Fulfilling International Obligations
Some of you might ask: Why do we need to do this? The answer is simple: NFPA must be an international organization in order to fulfill our mission to save lives and property from fire.
The fact of the matter is that the global economy and our trade relations mean that codes and standards must be accepted internationally. This doesn't mean that a code or standard has to be developed or approved by an organization such as the International Standards Organization in Geneva. However, it does mean we need to show that our codes and standards reach beyond national borders.
That's easy for NFPA because we're widely used in so many countries. And we're going to do even more to expand NFPA's international activities in the coming years.
Part of our strategy is to broaden international participation in our process. The NFPA's Board of Directors and the Standards Council already have members from countries outside the United States, as do several of our major technical committees.
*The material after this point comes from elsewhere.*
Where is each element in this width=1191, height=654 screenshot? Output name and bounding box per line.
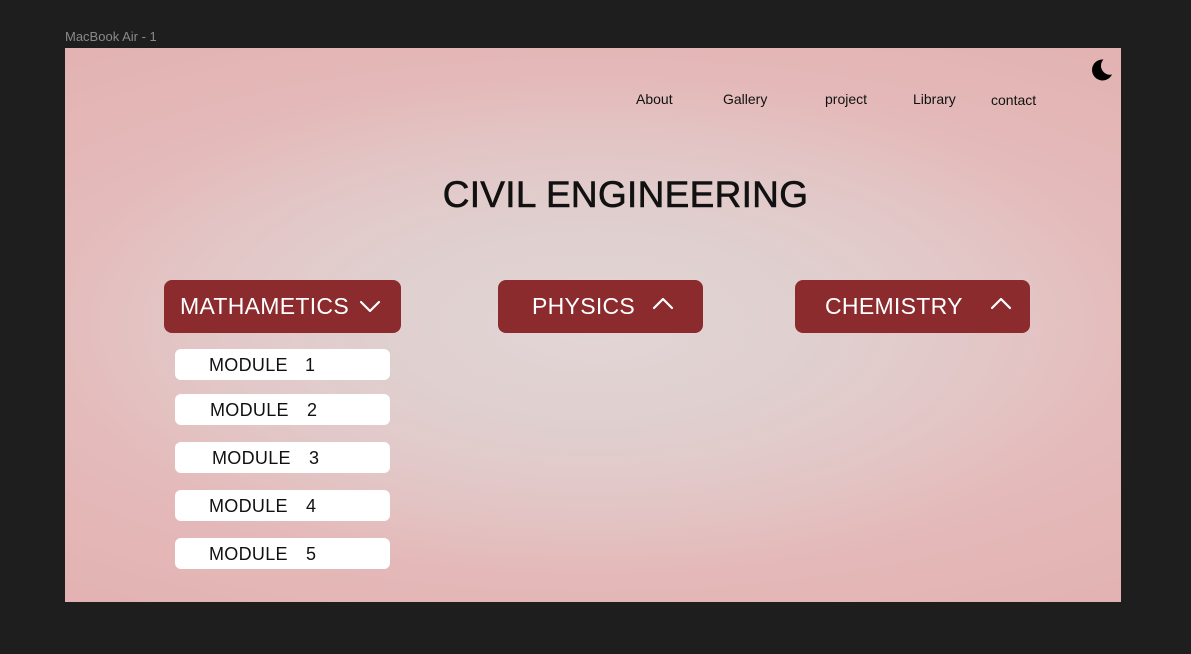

With growing use of the Internet, I expect to see full international participation on all of our major committees in the near future. We're discussing with our volunteers how we might use technology to facilitate communications and committee participation, which could make it easier for a fire protection engineer in Bogotá or a sprinkler installer in Hong Kong to participate in our process. Then nobody will be able to deny that the consensus reached in the NFPA codes- and standards-making process is truly an international consensus.
NFPA's mission to save lives and property from fire and other hazards isn't limited by national boundaries. Now that we have the means to carry our mission around the world, we have the obligation to do so.